Phoebe sighed again. "My life might be a lot easier if you didn't have ethics, you know."

The silence that followed her words was long and deadly, as they both felt an invisible cloak of doom fall over the conversation.

Yeah, he had ethics, all right.

Too bad those ethics had cost him everything he'd worked for, everything he'd ever wanted.

Too bad those ethics had also cost him his family.

"Hey … " Cooper coughed lightly. "I've gotta eat my burger before it gets cold, but I'm putting an envelope in the mail tomorrow for you. Make sure you get to it before Dad does, okay?"

He hated himself for trying to break the call off, but dammit, some nights it was just too hard to sit out here in Big Sky country and imagine them all back in Boston, a Red Sox game on the television, the smell of popcorn and Mom's homemade marinara permeating the entire house.

"Cooper, don't send me any money."

"I'm actually sending you a giant rattlesnake tail I found this morning out on the cliffs." Cooper squirted ketchup on his burger, wishing like hell he was doing it in his old apartment, with Phoebe hanging over the counter watching, waiting to throw her arms around his waist, just because.

His throat felt tight as he took a deep breath. "Okay, kid. I gotta get going."

"I miss you."

"Miss you too, hon." He cleared his throat. "Watch for the mail, okay?"

After he hung up, he stood at the counter for a long moment, sadness and anger mixing into a muddy boil inside him. Yeah, he liked his life at Whisper Creek just fine.

But it was going to take a long damn time before he forgave the dirty cops who'd stolen his real life out from under him.





Chapter 4


The first thing Shelby realized as she awoke the next morning was that the birds in Montana were really, really loud.

The second thing she realized, as she felt like the end of a telephone pole was slamming into her chest, was that her dad was really, really … gone.

Still.

It was the same every morning-had been since the Thursday when Nicola had stepped into the tour bus in Vegas with tears in her eyes. Every day, Shelby woke, had a blessed few seconds of peace, and then reality blew her back off her feet, like that old cartoon where the coyote got continually, painfully pummeled by the snarky roadrunner.

Only it wasn't funny.

She lay there under the puffy quilt, eyes squeezed shut against the pain, not sure she could even get out of bed and face the day.
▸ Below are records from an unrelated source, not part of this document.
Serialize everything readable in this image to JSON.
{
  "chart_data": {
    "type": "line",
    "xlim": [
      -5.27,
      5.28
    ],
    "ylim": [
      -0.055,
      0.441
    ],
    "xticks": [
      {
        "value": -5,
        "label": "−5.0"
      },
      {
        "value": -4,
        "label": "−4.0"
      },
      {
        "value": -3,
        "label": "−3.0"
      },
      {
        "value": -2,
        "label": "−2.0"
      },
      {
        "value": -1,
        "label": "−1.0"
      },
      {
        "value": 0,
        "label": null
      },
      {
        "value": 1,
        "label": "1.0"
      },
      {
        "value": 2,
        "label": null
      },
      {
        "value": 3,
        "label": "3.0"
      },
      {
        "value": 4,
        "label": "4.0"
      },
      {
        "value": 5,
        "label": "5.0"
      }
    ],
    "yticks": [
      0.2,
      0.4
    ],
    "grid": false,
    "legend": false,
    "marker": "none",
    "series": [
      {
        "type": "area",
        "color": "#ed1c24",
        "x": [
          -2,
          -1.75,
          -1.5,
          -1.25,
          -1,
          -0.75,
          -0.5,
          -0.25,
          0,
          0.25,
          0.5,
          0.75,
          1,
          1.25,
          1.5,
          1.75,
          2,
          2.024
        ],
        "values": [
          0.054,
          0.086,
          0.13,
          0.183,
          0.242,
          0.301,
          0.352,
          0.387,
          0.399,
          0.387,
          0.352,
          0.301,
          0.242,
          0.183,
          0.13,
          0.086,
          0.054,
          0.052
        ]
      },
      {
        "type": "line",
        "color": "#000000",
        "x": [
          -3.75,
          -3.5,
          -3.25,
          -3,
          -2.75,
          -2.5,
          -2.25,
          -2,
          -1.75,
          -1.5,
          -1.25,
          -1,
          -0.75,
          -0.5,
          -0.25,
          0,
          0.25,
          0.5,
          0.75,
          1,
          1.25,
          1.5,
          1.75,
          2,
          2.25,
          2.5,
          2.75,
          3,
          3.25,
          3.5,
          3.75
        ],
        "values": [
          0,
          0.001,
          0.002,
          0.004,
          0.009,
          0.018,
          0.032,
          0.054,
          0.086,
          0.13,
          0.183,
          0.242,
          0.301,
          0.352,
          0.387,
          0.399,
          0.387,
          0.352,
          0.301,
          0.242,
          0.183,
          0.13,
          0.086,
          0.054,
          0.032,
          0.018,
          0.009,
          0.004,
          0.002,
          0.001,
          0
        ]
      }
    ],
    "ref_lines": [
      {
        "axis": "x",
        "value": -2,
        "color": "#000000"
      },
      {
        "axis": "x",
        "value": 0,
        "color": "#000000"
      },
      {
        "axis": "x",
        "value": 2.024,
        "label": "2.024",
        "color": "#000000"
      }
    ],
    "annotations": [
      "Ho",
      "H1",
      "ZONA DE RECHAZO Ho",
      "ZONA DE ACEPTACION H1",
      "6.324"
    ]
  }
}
She was in a strange land, with strangers, and as far as she could figure, she was supposed to stay quietly shut up in a cottage for the next month while her management team scrambled to figure out what was next for Tara Gibson, pop star on the wane.



       
         
       
        

They knew just as well as she did that the whole T-Gib machine wasn't working. Sure, thousands of fans still bought tickets, but they weren't new fans. And in order to stay alive in this business, she needed those new faces at the arenas, needed different fingers clicking those Buy buttons, needed her numbers to go upward, instead of spiraling down.